Ale found that the farm was classified as a Q auction in 2005. He and his cousin (who lives in London) thought there might be professional buyers there, so they sent the samples to the coffee roaster as much as possible.
Since then, Argentine farms have grown, but not plain sailing. In 2013, they suffered the worst harvest ever, with only 70 bags due to severe leaf rust. But through investment and effort, they also bought a nearby farm, and for Ale, his father, his family and Finca Argentina, the future is bright.
The farm is located in the Apaneca-Ilamtepec Mountains, near the town of Turin in the Ahuachap á n department. During the off-harvest season, 16 people work on farms, maintaining and caring for plants. During the period of receiving materials, the number of workers can be increased by up to 50. The farm is 1300 meters above sea level.
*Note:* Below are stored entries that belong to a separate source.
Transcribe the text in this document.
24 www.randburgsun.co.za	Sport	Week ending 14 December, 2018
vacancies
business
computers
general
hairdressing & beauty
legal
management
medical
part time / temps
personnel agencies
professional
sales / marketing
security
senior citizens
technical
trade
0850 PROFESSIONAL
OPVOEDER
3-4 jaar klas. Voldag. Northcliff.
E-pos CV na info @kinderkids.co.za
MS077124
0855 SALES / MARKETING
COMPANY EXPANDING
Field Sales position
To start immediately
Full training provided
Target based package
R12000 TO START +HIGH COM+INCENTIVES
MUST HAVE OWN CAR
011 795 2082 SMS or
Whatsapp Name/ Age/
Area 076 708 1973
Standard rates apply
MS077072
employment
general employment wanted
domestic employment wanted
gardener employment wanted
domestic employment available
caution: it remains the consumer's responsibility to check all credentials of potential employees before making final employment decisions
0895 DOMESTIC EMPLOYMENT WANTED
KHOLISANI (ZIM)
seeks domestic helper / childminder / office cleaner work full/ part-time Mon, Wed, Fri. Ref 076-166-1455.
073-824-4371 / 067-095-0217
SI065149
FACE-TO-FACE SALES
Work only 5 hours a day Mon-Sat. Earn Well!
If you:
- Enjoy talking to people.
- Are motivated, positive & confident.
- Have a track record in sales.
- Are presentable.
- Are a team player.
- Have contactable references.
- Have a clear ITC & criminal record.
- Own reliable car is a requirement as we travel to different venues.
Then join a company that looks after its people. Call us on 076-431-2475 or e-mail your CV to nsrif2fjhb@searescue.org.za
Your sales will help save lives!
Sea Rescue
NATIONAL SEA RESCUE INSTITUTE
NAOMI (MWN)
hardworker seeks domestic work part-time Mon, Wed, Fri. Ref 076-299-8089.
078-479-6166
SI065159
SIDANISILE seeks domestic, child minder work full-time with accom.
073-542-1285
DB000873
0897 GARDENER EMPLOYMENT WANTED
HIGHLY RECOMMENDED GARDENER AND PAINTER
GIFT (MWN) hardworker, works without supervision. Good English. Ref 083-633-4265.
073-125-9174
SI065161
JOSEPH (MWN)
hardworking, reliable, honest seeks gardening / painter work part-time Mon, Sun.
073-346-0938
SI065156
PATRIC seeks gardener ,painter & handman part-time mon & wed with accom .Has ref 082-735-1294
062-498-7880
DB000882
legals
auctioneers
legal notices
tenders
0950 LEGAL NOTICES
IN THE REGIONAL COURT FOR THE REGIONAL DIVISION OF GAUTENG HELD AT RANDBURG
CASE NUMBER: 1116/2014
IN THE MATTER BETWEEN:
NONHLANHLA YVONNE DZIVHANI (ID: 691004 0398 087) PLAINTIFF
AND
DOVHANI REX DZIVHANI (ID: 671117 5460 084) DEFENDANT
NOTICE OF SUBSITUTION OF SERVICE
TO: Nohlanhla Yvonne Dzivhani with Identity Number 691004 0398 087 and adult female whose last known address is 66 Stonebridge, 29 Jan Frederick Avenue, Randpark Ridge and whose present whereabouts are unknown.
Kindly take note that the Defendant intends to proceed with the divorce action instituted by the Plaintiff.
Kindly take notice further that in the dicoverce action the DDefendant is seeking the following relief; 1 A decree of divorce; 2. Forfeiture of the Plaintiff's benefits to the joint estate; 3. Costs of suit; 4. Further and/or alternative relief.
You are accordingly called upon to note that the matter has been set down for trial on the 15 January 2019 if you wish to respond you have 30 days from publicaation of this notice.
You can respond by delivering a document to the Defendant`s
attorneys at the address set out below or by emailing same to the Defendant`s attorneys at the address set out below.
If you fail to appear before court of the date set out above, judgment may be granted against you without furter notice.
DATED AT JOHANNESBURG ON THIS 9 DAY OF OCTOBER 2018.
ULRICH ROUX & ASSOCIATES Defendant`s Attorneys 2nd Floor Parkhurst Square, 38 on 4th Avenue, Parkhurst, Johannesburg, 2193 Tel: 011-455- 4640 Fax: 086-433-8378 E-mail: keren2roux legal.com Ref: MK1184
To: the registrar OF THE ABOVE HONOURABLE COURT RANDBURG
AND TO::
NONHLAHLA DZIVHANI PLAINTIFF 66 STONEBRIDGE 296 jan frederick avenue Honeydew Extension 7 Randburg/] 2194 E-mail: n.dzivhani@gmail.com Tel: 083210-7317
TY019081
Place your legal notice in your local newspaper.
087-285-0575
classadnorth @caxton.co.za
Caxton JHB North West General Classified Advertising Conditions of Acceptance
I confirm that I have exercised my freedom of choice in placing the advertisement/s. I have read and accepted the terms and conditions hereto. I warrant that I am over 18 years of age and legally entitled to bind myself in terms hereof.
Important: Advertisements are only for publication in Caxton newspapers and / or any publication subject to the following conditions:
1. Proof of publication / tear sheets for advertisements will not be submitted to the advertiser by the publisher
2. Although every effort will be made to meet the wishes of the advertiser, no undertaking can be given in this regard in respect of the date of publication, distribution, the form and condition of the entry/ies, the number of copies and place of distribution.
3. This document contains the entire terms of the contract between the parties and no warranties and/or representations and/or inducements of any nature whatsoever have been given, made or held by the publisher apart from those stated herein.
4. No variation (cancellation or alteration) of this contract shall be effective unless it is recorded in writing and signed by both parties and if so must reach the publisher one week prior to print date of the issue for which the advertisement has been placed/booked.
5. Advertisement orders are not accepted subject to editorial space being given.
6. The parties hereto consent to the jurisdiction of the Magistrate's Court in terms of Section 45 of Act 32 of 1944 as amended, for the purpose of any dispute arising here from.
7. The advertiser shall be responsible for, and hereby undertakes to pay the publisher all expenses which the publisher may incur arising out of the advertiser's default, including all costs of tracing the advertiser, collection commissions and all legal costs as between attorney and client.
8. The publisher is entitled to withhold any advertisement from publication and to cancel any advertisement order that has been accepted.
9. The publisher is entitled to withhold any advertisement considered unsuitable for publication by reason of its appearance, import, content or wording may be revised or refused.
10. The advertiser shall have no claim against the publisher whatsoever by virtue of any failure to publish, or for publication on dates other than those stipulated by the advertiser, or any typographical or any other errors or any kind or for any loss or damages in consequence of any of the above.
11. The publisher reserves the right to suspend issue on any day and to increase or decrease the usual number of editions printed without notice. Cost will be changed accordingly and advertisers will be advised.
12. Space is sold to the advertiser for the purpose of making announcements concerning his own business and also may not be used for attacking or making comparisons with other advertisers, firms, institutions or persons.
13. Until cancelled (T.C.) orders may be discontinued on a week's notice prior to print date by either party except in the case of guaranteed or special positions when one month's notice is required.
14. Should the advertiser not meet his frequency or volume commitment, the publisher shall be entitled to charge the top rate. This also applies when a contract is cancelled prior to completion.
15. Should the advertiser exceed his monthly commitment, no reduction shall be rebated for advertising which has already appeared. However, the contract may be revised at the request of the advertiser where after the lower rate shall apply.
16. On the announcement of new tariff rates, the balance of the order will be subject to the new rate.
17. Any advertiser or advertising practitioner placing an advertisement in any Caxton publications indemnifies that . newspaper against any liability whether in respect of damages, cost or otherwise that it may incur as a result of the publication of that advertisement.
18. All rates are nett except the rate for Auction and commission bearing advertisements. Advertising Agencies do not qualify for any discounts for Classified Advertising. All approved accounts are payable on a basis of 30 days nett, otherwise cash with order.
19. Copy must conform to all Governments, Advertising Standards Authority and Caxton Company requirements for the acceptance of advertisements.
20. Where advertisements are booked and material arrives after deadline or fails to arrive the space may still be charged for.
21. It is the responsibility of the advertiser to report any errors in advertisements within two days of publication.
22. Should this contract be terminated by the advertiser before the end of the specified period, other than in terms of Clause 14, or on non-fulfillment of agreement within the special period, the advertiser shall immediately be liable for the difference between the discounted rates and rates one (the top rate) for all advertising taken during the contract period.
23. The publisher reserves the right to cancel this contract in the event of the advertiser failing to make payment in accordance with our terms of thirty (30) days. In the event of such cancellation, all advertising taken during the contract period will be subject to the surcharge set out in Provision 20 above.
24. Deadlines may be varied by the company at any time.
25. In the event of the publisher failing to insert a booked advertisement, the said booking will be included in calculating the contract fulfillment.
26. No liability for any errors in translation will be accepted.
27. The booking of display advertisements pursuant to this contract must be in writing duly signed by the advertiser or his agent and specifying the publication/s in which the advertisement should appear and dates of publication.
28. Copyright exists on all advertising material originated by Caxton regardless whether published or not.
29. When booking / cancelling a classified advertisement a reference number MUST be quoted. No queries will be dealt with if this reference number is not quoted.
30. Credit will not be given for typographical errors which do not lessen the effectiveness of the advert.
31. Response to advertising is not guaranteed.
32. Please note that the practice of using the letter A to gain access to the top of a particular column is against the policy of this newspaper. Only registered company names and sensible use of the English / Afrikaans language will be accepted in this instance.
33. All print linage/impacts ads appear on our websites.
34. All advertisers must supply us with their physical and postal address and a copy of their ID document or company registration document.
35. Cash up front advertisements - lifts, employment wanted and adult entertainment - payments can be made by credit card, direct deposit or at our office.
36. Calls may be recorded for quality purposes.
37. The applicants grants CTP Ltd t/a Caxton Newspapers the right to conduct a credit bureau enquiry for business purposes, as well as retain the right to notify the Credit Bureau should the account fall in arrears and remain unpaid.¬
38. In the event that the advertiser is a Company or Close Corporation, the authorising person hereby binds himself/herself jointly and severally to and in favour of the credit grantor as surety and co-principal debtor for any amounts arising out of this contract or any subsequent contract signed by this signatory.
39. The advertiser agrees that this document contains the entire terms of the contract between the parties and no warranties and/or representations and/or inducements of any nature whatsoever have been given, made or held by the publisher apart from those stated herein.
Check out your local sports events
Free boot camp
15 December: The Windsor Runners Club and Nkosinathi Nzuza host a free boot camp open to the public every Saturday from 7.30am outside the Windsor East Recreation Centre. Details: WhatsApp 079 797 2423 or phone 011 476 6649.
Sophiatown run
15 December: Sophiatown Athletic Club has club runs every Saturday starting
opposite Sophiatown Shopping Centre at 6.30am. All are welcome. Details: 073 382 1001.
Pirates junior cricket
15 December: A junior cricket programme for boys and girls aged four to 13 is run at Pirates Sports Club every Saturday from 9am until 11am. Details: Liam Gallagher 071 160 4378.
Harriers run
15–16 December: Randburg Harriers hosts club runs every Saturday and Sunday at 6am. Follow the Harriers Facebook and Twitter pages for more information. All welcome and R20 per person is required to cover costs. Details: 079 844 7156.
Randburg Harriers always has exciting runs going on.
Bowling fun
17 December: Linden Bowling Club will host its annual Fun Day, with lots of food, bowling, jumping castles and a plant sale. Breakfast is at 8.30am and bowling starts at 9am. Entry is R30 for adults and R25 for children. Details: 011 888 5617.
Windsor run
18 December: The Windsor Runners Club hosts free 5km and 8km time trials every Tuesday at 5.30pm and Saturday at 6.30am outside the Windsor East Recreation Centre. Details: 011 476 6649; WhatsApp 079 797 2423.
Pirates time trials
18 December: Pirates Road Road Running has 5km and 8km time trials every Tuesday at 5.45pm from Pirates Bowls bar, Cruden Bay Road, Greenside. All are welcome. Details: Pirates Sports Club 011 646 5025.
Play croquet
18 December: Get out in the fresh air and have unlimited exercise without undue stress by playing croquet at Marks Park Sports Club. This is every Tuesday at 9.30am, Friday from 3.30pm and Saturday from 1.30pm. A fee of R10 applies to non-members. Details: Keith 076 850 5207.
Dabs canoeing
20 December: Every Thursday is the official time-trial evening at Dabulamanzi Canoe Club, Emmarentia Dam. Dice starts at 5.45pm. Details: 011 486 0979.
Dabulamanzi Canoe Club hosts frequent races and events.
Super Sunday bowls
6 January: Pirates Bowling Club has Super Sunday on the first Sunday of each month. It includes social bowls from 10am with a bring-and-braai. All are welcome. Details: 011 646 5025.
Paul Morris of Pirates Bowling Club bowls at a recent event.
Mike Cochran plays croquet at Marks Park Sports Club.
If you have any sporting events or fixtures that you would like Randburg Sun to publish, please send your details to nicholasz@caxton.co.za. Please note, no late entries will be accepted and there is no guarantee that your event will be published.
Historically, small coffee beans are about 10% of coffee discarded after processing because they are smaller than normal size-in the past commodity era, the unity of sorting and classification was poor. This is the fastest manufacturing method unity is to classify the size of beans, and larger beans are considered to be the best.
On a well-picked and well-organized farm, petite and capable are better than their older siblings, and slightly different. Instead of mixing them with commercial coffee, they have the opportunity to add more value to producers when crops are scarce.
In the cup test, these little beans give out a sweet, bright and juicy punch! Limes and oranges work with green apples to create refreshing, delicious coffee.